Worldcoin (WLD) Faces Actions in Kenya For Privacy & Financial Concerns

A Map pointing towards Kenya to show that the country took action against Worldcoin

Worldcoin (WLD) took the spot among the most talked about coins in the world, at least in the crypto world. The project had been the buzzword for years since it was announced. It launched on Monday, July 24, and caught the eyes of the crypto community worldwide. The government agencies reportedly seem interested in the project too, in terms of scrutiny, and East African country Kenya is taking the lead. 

Reuters reported, the Ministry of Interior in Kenya stopped the activities of Worldcoin in the region on August 1. The halt over the crypto project came in the wake of concerns around it and the government agencies were said to evaluate the related risks. 

The modus operandi of Worldcoin, a much-anticipated project brought by OpenAI CEO Sam Altman, was dubious even before the launch. 

The project intends for creating a new “identity and financial network” and scans the human eye iris for verification. For this, it uses an eyeballs scanning apparatus called Orbs. Until now, approx 119 Orbs installed across 18 countries, including Kenya. 

People were lured for a scan in exchange for free WLD tokens. And the technique worked as many people were said to join the campaign to claim their incentive, without much privacy concerns. 

However, many experts in the crypto industry, including Ethereum co-founder Vitalik Buterin, raised concerns about Worldcoin. 

https://twitter.com/VitalikButerin/status/1683404462314999814

Worldcoin Activities Under Watch 

According to Reuters, the Kenyan interior minister Kithure Kindki stated the government agencies including relevant security, financial services, and data protection agencies started “inquiries and investigations to establish the authenticity and legality of the aforesaid activities.”
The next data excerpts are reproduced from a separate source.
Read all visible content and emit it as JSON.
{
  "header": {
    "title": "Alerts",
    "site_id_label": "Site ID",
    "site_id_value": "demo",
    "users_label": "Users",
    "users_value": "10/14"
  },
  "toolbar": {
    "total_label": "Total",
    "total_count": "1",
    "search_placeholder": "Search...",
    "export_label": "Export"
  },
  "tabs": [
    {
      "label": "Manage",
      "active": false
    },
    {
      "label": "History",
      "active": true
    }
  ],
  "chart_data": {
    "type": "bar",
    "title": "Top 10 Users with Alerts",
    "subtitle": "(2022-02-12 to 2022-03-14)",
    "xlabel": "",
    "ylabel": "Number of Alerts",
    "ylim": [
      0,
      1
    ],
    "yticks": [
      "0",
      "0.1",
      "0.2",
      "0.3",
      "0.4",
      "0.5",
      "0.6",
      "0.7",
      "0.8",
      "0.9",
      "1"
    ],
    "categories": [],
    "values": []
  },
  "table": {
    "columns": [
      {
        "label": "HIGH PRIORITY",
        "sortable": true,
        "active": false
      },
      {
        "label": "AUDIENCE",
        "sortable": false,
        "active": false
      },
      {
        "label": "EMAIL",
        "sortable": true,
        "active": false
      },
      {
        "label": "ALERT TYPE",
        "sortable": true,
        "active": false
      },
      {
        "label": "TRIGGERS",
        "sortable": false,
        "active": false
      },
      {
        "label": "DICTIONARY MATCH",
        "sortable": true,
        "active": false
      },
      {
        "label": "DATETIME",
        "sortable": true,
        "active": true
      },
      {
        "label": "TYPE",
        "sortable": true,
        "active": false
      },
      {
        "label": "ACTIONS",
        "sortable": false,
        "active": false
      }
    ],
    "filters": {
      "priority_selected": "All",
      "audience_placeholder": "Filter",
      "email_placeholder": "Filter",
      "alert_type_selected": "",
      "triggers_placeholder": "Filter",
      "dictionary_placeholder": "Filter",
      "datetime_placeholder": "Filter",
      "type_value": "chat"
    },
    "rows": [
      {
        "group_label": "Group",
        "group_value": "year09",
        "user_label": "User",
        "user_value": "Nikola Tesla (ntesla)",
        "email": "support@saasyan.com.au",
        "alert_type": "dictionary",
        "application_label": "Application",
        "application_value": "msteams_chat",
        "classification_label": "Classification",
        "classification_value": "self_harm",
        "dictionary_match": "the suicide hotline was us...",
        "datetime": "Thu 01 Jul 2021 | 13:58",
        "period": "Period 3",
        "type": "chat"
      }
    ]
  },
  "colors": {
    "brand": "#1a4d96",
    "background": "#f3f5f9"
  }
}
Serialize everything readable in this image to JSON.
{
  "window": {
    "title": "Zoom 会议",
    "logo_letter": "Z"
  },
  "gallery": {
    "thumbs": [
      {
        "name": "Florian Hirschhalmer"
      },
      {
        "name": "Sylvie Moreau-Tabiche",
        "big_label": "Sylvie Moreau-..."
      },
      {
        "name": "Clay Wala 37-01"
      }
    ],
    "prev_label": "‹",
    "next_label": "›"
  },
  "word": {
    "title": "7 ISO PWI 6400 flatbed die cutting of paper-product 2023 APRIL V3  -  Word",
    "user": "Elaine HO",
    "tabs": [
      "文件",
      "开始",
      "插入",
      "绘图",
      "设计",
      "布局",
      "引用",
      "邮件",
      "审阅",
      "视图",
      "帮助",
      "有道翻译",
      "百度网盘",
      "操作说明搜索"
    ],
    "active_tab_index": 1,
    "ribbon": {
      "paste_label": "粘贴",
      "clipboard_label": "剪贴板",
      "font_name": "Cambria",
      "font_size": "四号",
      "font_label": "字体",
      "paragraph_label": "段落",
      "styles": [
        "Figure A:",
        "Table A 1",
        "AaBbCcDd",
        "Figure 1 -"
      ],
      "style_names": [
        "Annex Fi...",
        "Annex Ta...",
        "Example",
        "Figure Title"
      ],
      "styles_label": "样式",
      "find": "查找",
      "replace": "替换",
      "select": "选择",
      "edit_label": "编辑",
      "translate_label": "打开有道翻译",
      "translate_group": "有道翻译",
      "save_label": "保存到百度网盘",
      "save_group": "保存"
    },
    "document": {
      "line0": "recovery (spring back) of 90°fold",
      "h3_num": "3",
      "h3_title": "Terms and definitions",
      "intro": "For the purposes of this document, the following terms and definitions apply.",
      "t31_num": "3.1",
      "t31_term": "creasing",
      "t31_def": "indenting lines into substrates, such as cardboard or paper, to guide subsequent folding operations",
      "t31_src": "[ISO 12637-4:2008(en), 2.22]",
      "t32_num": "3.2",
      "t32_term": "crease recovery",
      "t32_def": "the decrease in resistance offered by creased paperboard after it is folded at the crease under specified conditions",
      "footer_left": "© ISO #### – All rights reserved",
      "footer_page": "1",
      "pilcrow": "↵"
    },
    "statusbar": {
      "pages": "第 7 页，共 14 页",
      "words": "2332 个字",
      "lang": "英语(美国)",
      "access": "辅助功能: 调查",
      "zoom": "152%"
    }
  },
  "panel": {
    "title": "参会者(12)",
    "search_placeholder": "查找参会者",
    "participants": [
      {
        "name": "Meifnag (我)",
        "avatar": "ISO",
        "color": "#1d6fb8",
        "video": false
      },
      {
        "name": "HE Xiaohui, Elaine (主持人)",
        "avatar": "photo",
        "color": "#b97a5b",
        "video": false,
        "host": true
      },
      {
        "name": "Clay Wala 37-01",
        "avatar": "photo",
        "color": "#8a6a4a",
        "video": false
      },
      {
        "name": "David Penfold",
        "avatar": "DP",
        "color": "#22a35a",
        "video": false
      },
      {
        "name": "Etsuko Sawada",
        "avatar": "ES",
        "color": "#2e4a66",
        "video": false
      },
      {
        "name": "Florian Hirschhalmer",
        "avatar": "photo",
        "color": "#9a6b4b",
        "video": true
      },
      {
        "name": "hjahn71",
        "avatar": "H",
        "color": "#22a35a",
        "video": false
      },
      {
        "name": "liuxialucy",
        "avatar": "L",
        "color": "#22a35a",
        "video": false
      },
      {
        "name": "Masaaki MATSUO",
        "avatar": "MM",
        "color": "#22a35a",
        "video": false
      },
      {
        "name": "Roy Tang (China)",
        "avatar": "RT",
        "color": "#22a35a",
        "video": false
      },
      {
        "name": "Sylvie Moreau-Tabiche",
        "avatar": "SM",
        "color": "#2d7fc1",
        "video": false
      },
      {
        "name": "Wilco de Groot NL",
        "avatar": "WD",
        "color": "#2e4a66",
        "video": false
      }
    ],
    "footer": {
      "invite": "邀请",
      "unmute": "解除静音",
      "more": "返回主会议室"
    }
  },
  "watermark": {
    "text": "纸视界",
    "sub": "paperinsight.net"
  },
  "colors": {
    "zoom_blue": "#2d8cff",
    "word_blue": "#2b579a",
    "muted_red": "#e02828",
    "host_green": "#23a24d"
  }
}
The activities of Worldcoin are a concern of the government and the agencies would look into its intention to use the data it is collecting through the identification process. If found something wrong, it will lead to actions against them, added the minister. 

The project founded by OpenAI CEO Sam Altman launched last week. It requires users to give their iris scans in exchange for a digital ID, and in some countries, users also get free cryptocurrency as part of plans to create a new "identity and financial network".